Tuesday, September 28, 2010

Childhood Trauma no 1

Up until about a year ago, I thought Moomins were just a figment of my early imagination. But then that book arrived in our store, and I nearly dropped it, screeching "OH GOD THEY ARE REAL!!!"

I have a very very dim memory - which I even thought was no more than a dream - of some mousy-elephantish looking creatures hiding in a house, while outside a sinister, dark creature approached, nothing more than a black lump with red fires for eyes and a mad grin and a pointy nose.
I must have been about two, and I remember I was terrified of that image, but neither my parents nor I could remember whether that was real or just a nightmare.

In subsequent years, I had serial nightmares of a similar creature I called the Worm, which regularly invaded our home, living in dark nooks and crannies, and in the land beyond the mirror. Sometimes you could see it in the mirror, a reverse landscape I was always fascinated by and wondered what it was like to be there. Mind you, this was long before I ever heard of "Through the Looking Glass".

In some of my dreams there was a cupboard near a mirror with a curtain instead of a door, and when you crawled behind that curtain, there would be a hole in the wall that would let you through into the mirror world. One time I foolishly followed that path, ending up in a mirror version of my flat, which was eerily silent and deserted... until a rustle made me jump, and when I peered into the dark corridor, I could see that this was where the Worm lived, that nameless lumpy creature. And I raced back to the hole and crept back into my own world, hoping it wouldn't follow me.

The Worm would appear in all kinds of unexpected places. On my way to the bathroom to brush my teeth, I would spot its long pointy nose sticking out from behind a dresser where it was trying to hide, and then it would lunge out and charge for us while I screamed "The Worm! The Worm!", running back into the lounge, where I tried to hide my family in cupboards before floating up to the ceiling myself, hoping to God it wouldn't look up.

At other times I would sit in the bathtub with my baby brother, and suddenly the floor of the tub would tilt and open up a gaping hole into which we slid, and the Worm would be down there, groping for us.

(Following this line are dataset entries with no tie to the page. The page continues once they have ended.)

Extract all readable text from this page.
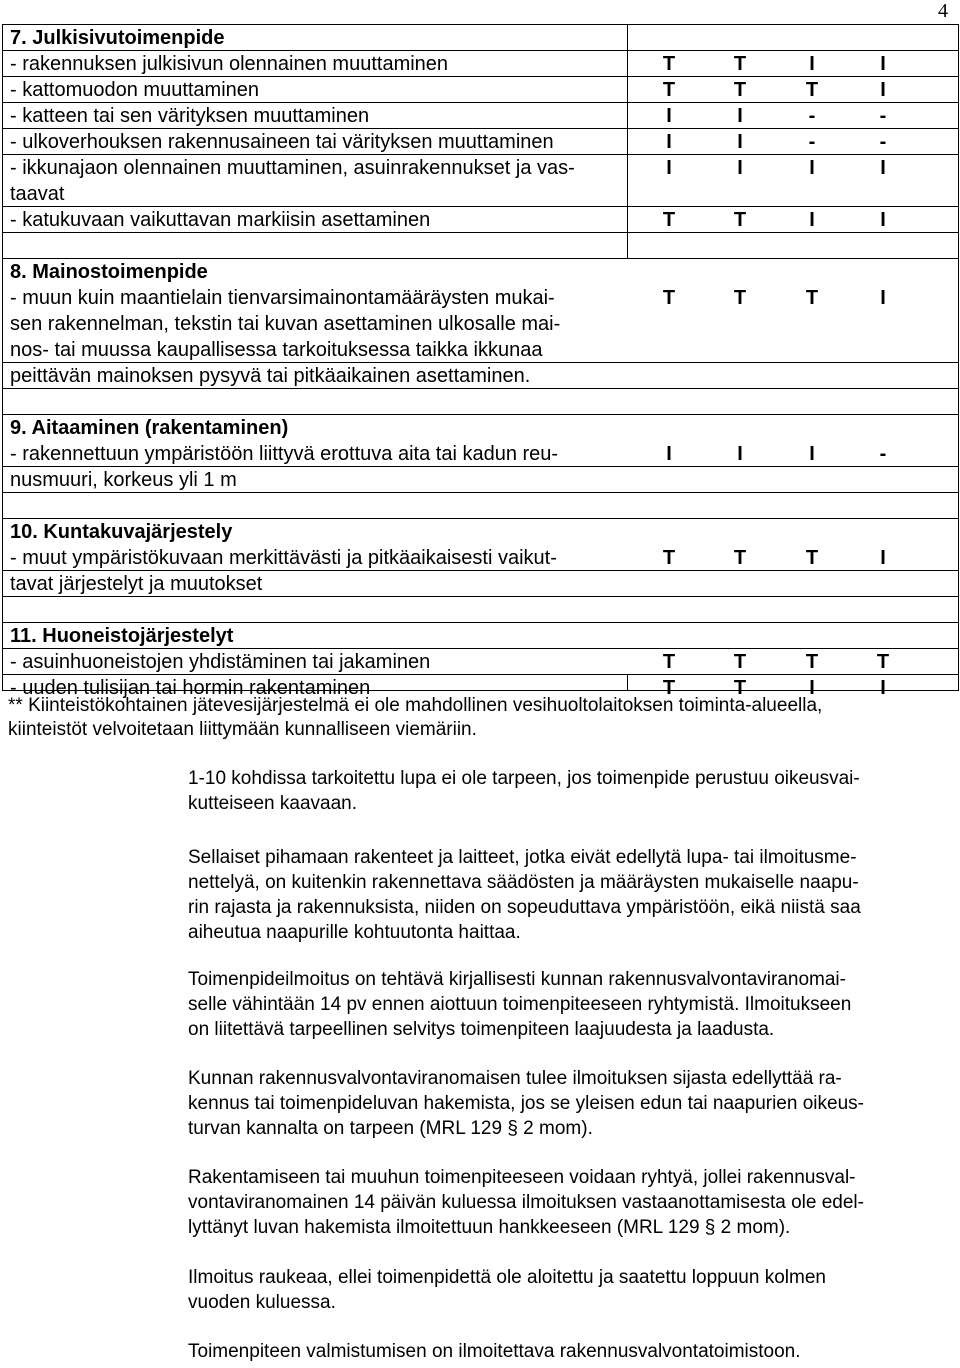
4
7. Julkisivutoimenpide
- rakennuksen julkisivun olennainen muuttaminen	T	T	I	I
- kattomuodon muuttaminen	T	T	T	I
- katteen tai sen värityksen muuttaminen	I	I	-	-
- ulkoverhouksen rakennusaineen tai värityksen muuttaminen	I	I	-	-
- ikkunajaon olennainen muuttaminen, asuinrakennukset ja vas-	I	I	I	I
taavat
- katukuvaan vaikuttavan markiisin asettaminen	T	T	I	I
8. Mainostoimenpide
- muun kuin maantielain tienvarsimainontamääräysten mukai-	T	T	T	I
sen rakennelman, tekstin tai kuvan asettaminen ulkosalle mai-
nos- tai muussa kaupallisessa tarkoituksessa taikka ikkunaa
peittävän mainoksen pysyvä tai pitkäaikainen asettaminen.
9. Aitaaminen (rakentaminen)
- rakennettuun ympäristöön liittyvä erottuva aita tai kadun reu-	I	I	I	-
nusmuuri, korkeus yli 1 m
10. Kuntakuvajärjestely
- muut ympäristökuvaan merkittävästi ja pitkäaikaisesti vaikut-	T	T	T	I
tavat järjestelyt ja muutokset
11. Huoneistojärjestelyt
- asuinhuoneistojen yhdistäminen tai jakaminen	T	T	T	T
- uuden tulisijan tai hormin rakentaminen	T	T	I	I
** Kiinteistökohtainen jätevesijärjestelmä ei ole mahdollinen vesihuoltolaitoksen toiminta-alueella,
kiinteistöt velvoitetaan liittymään kunnalliseen viemäriin.
1-10 kohdissa tarkoitettu lupa ei ole tarpeen, jos toimenpide perustuu oikeusvai-
kutteiseen kaavaan.
Sellaiset pihamaan rakenteet ja laitteet, jotka eivät edellytä lupa- tai ilmoitusme-
nettelyä, on kuitenkin rakennettava säädösten ja määräysten mukaiselle naapu-
rin rajasta ja rakennuksista, niiden on sopeuduttava ympäristöön, eikä niistä saa
aiheutua naapurille kohtuutonta haittaa.
Toimenpideilmoitus on tehtävä kirjallisesti kunnan rakennusvalvontaviranomai-
selle vähintään 14 pv ennen aiottuun toimenpiteeseen ryhtymistä. Ilmoitukseen
on liitettävä tarpeellinen selvitys toimenpiteen laajuudesta ja laadusta.
Kunnan rakennusvalvontaviranomaisen tulee ilmoituksen sijasta edellyttää ra-
kennus tai toimenpideluvan hakemista, jos se yleisen edun tai naapurien oikeus-
turvan kannalta on tarpeen (MRL 129 § 2 mom).
Rakentamiseen tai muuhun toimenpiteeseen voidaan ryhtyä, jollei rakennusval-
vontaviranomainen 14 päivän kuluessa ilmoituksen vastaanottamisesta ole edel-
lyttänyt luvan hakemista ilmoitettuun hankkeeseen (MRL 129 § 2 mom).
Ilmoitus raukeaa, ellei toimenpidettä ole aloitettu ja saatettu loppuun kolmen
vuoden kuluessa.
Toimenpiteen valmistumisen on ilmoitettava rakennusvalvontatoimistoon.
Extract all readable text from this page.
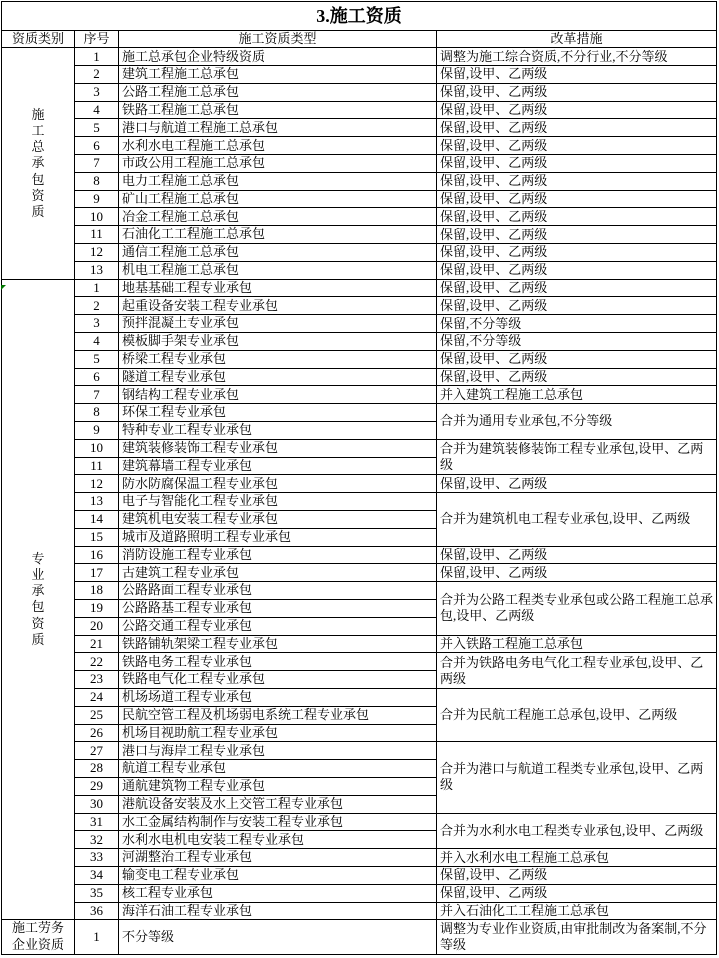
3.施工资质			
资质类别	序号	施工资质类型	改革措施

施工总承包资质	1	施工总承包企业特级资质	调整为施工综合资质,不分行业,不分等级
	2	建筑工程施工总承包	保留,设甲、乙两级
	3	公路工程施工总承包	保留,设甲、乙两级
	4	铁路工程施工总承包	保留,设甲、乙两级
	5	港口与航道工程施工总承包	保留,设甲、乙两级
	6	水利水电工程施工总承包	保留,设甲、乙两级
	7	市政公用工程施工总承包	保留,设甲、乙两级
	8	电力工程施工总承包	保留,设甲、乙两级
	9	矿山工程施工总承包	保留,设甲、乙两级
	10	冶金工程施工总承包	保留,设甲、乙两级
	11	石油化工工程施工总承包	保留,设甲、乙两级
	12	通信工程施工总承包	保留,设甲、乙两级
	13	机电工程施工总承包	保留,设甲、乙两级

专业承包资质	1	地基基础工程专业承包	保留,设甲、乙两级
	2	起重设备安装工程专业承包	保留,设甲、乙两级
	3	预拌混凝土专业承包	保留,不分等级
	4	模板脚手架专业承包	保留,不分等级
	5	桥梁工程专业承包	保留,设甲、乙两级
	6	隧道工程专业承包	保留,设甲、乙两级
	7	钢结构工程专业承包	并入建筑工程施工总承包
	8	环保工程专业承包	合并为通用专业承包,不分等级
	9	特种专业工程专业承包	
	10	建筑装修装饰工程专业承包	合并为建筑装修装饰工程专业承包,设甲、乙两级
	11	建筑幕墙工程专业承包	
	12	防水防腐保温工程专业承包	保留,设甲、乙两级
	13	电子与智能化工程专业承包	合并为建筑机电工程专业承包,设甲、乙两级
	14	建筑机电安装工程专业承包	
	15	城市及道路照明工程专业承包	
	16	消防设施工程专业承包	保留,设甲、乙两级
	17	古建筑工程专业承包	保留,设甲、乙两级
	18	公路路面工程专业承包	合并为公路工程类专业承包或公路工程施工总承包,设甲、乙两级
	19	公路路基工程专业承包	
	20	公路交通工程专业承包	
	21	铁路铺轨架梁工程专业承包	并入铁路工程施工总承包
	22	铁路电务工程专业承包	合并为铁路电务电气化工程专业承包,设甲、乙两级
	23	铁路电气化工程专业承包	
	24	机场场道工程专业承包	合并为民航工程施工总承包,设甲、乙两级
	25	民航空管工程及机场弱电系统工程专业承包	
	26	机场目视助航工程专业承包	
	27	港口与海岸工程专业承包	合并为港口与航道工程类专业承包,设甲、乙两级
	28	航道工程专业承包	
	29	通航建筑物工程专业承包	
	30	港航设备安装及水上交管工程专业承包	
	31	水工金属结构制作与安装工程专业承包	合并为水利水电工程类专业承包,设甲、乙两级
	32	水利水电机电安装工程专业承包	
	33	河湖整治工程专业承包	并入水利水电工程施工总承包
	34	输变电工程专业承包	保留,设甲、乙两级
	35	核工程专业承包	保留,设甲、乙两级
	36	海洋石油工程专业承包	并入石油化工工程施工总承包

施工劳务企业资质	1	不分等级	调整为专业作业资质,由审批制改为备案制,不分等级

And its babies would be under my bed, screeching and poking their needle-sharp noses through the mattress (good Lord, what would Freud make of that??), into my back, giving me something that felt like seizures of terror, and I would wake and scream for my Mum and Dad.

The Worm was the single most terrifying creature of my early childhood. And I think it had its origins in the Groke... except that the Worm was infinitely more scary.

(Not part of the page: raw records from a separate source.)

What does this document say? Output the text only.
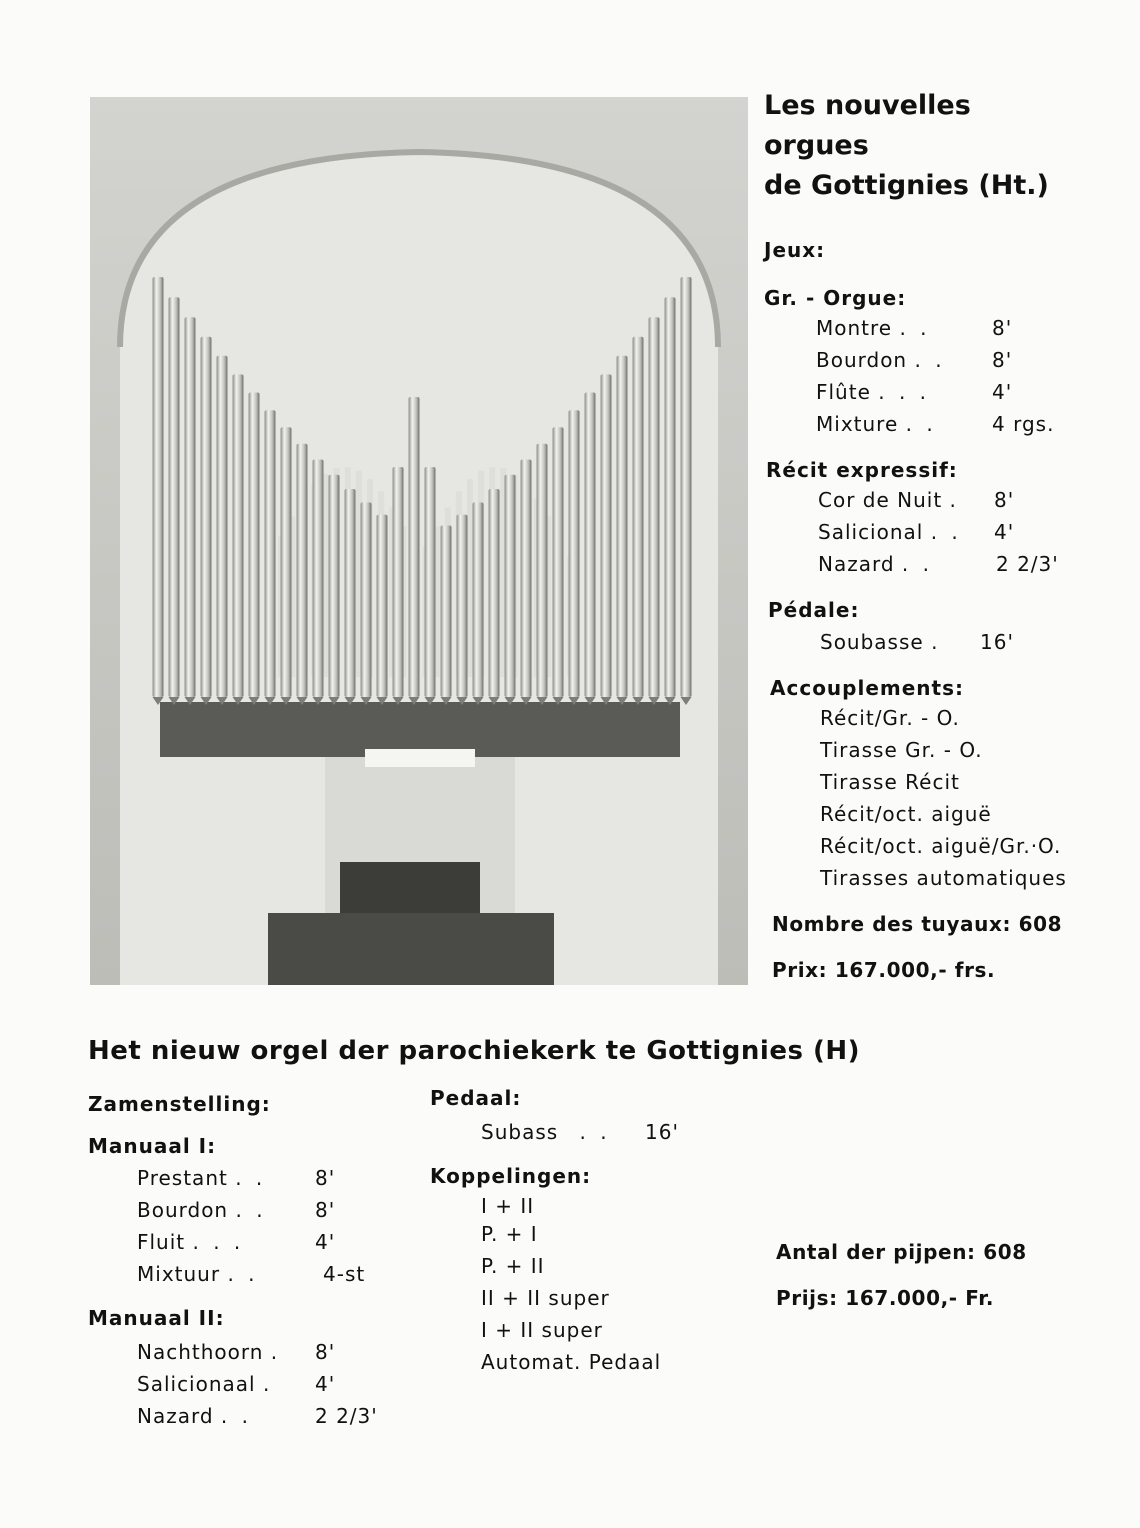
Les nouvelles
orgues
de Gottignies (Ht.)
Jeux:
Gr. - Orgue:
Montre . .	8'
Bourdon . . 8'
Flûte . . .	4'
Mixture . .	4 rgs.
Récit expressif:
Cor de Nuit . 8'
Salicional . . 4'
Nazard . .	2 2/3'
Pédale:
Soubasse . 16'
Accouplements:
Récit/Gr. - O.
Tirasse Gr. - O.
Tirasse Récit
Récit/oct. aiguë
Récit/oct. aiguë/Gr.·O.
Tirasses automatiques
Nombre des tuyaux: 608
Prix: 167.000,- frs.
Het nieuw orgel der parochiekerk te Gottignies (H)
Zamenstelling:
Manuaal I:
Prestant . . 8'
Bourdon . . 8'
Fluit . . .	4'
Mixtuur . .	4-st
Manuaal II:
Nachthoorn . 8'
Salicionaal . 4'
Nazard . .	2 2/3'
Pedaal:
Subass . . 16'
Koppelingen:
I + II
P. + I
P. + II
II + II super
I + II super
Automat. Pedaal
Antal der pijpen: 608
Prijs: 167.000,- Fr.
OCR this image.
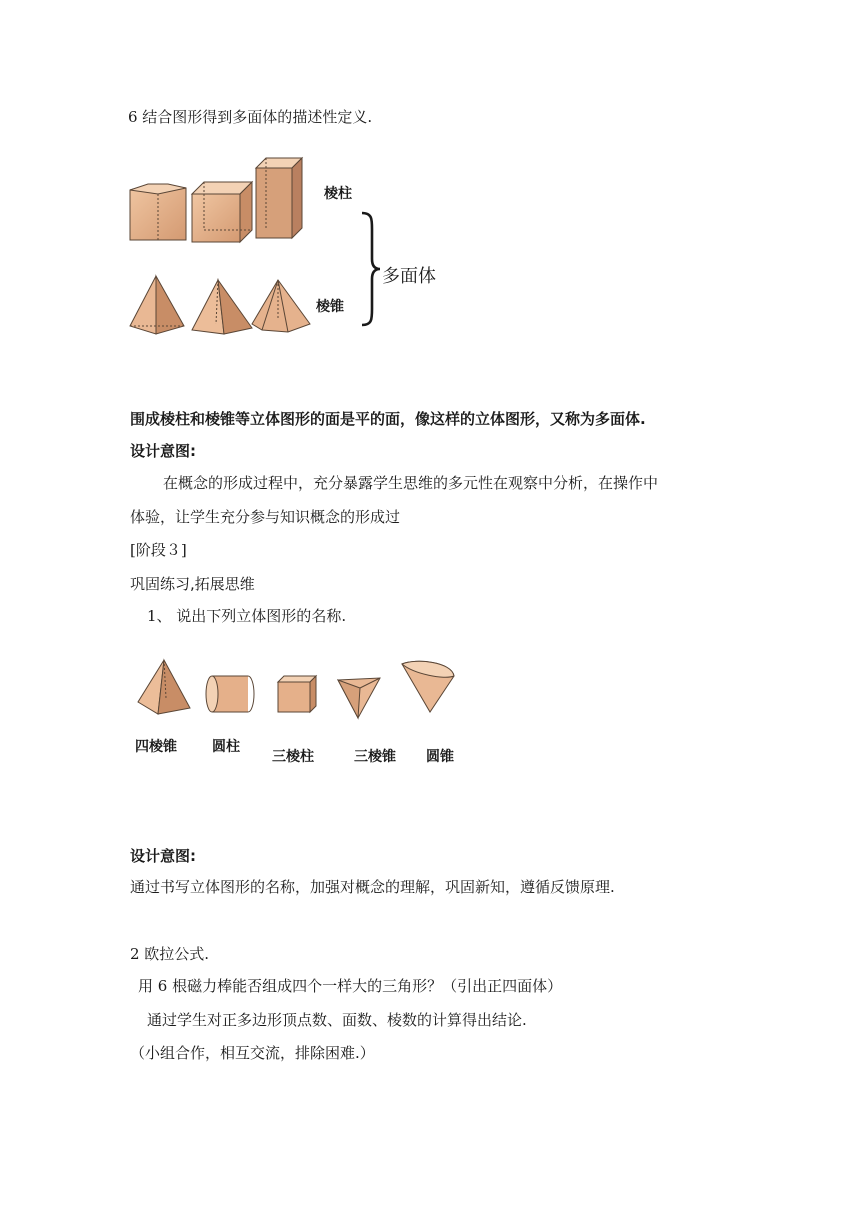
6 结合图形得到多面体的描述性定义.
棱柱
多面体
棱锥
围成棱柱和棱锥等立体图形的面是平的面，像这样的立体图形，又称为多面体.
设计意图:
在概念的形成过程中，充分暴露学生思维的多元性在观察中分析，在操作中
体验，让学生充分参与知识概念的形成过
[阶段３]
巩固练习,拓展思维
1、 说出下列立体图形的名称.
四棱锥	圆柱
三棱柱	三棱锥 圆锥
设计意图:
通过书写立体图形的名称，加强对概念的理解，巩固新知，遵循反馈原理.
2 欧拉公式.
用 6 根磁力棒能否组成四个一样大的三角形？（引出正四面体）
通过学生对正多边形顶点数、面数、棱数的计算得出结论.
（小组合作，相互交流，排除困难.）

About 12 years ago, when I first met my friend Peter in Berlin at a Christmas party, he recited me this tale in his marvellous Queen's English, an excerpt from "The Moon of Gomrath", in which a dark, evil creature called the Brollachan possessed first a horse, then a little girl.

"Now the Brollachan", Peter said in his spookiest voice, with goosebumps creeping over my flesh, "had eyes and a mouth... but he has no speech, and alas... no shape!" He told me how it was blacker than black, a shadow in the night too dark to comprehend. "Somewhere near the middle... if there was a middle", he whispered, "were two red points of light."
And I realised he was talking about the Worm... it was the first time in years I had actually thought about it, and I had an invisible cold hand crawling down my spine, because Peter's story hit me square in my subconscious' nuts: "The pony turned its head and looked at Susan. Its foaming lips curled back into a grin, and the velvet was gone from the eye: in the heart of the black pupil was a red flame..."

Things like this make me wonder if there are archetypes of evil planted in our subconscious, ideas that cross cultural boundaries, because if there is a Collective Unconscious to mankind, as Jung describes it, then surely similar images representing similar ideas would pop up all over the world. The Groke (it's original name is Marran; I remembered it as Morrah) is Swedish, the Brollachan is a Scottish legend... and what about the god Kaonashi in "Spirited Away" (god, that creature always hit a nerve with me)?
That's ultimately more scary than just a single child's nightmare, no?